Nearly 100 artists attend the studio with DoubleTAKE per week. During the lockdown, this has dropped to about 20, according to Tallaght Community Arts director Fagan.
“The tenuous network we have, which worked when everything was normal, so to speak, didn’t work anymore.”
The other thing lockdown revealed, not exclusive to people with disabilities, is the issue of “digital poverty,” he says. Not everyone has the same access to the technology and devices that enables online participation.
“We’ve all learned to Zoom within six weeks, some of us are better at it than others,” Fagan says.
Another barrier, says Fagan, is the paperwork that’s likely to come down the line for people re-entering the studio and art spaces.
When people can begin returning, there’s no way they can have as many people in the studios as before, he says. And if an artist needs a support worker, that reduces the number of other artists who can attend.
Amie Lawless is a project manager with Arts and Disability Ireland, the national development and resource organisation for arts and disability. The body promotes engagement in the arts at all levels, and for more accessibility in the sector.
Day-to-day, it supports artists in making funding applications with other organisations, through helping with drafts, and discussing ideas.
Over the pandemic, the organisation has returned to one of its older projects, Curated Space, which is an online platform for artists to showcase their work.
Right now they have a call out for expressions of interest from curators. Considering the extra challenges many people are facing right now, they’re accepting previous work as well as new pieces.
“We sat down as a team and thought, what can we do to help artists…to get them in a position where they have an opportunity to be paid for their work,” Lawless says.
She says that in the future more arts organisations should consider how they can make their application processes more inclusive.
Like DoubleTAKE, Arts and Disability Ireland is also running some of its events online, but there are some hiccups, like networking events.
“I think a lot of organisations, very well-meaning, rushed to provide funding opportunities for artists,” she says, but there are a couple of things that could be better.

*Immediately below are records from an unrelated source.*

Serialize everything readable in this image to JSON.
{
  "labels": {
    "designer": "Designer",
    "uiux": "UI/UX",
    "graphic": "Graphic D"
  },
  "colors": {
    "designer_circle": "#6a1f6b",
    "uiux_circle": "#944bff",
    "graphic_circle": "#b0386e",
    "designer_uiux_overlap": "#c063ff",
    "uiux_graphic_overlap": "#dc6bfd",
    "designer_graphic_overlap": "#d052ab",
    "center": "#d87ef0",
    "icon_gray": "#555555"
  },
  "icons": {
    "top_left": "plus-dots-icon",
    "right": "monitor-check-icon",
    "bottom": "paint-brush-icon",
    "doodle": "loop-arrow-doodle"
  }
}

Lawless suggests two changes for arts organisations to make their grant and funding applications processes more accessible in future.
First, she says it’s important to use clear language that’s easy to understand. Second, application windows would be left open longer. A typical window is four weeks, but the body aims for six to eight weeks minimum, to account for artists who struggle with text or who might have significant time constraints.
“You might have an artist with an intellectual disability who really wants to independently read through,” she says. “I think we have a duty to make that application process as accessible as we possibly can.”
[Correction: This article was updated on 24 June at 04.14 pm. A previous version of this article said that the project manager with Arts and Disability Ireland was Amie Lavelle. We apologise for the error.]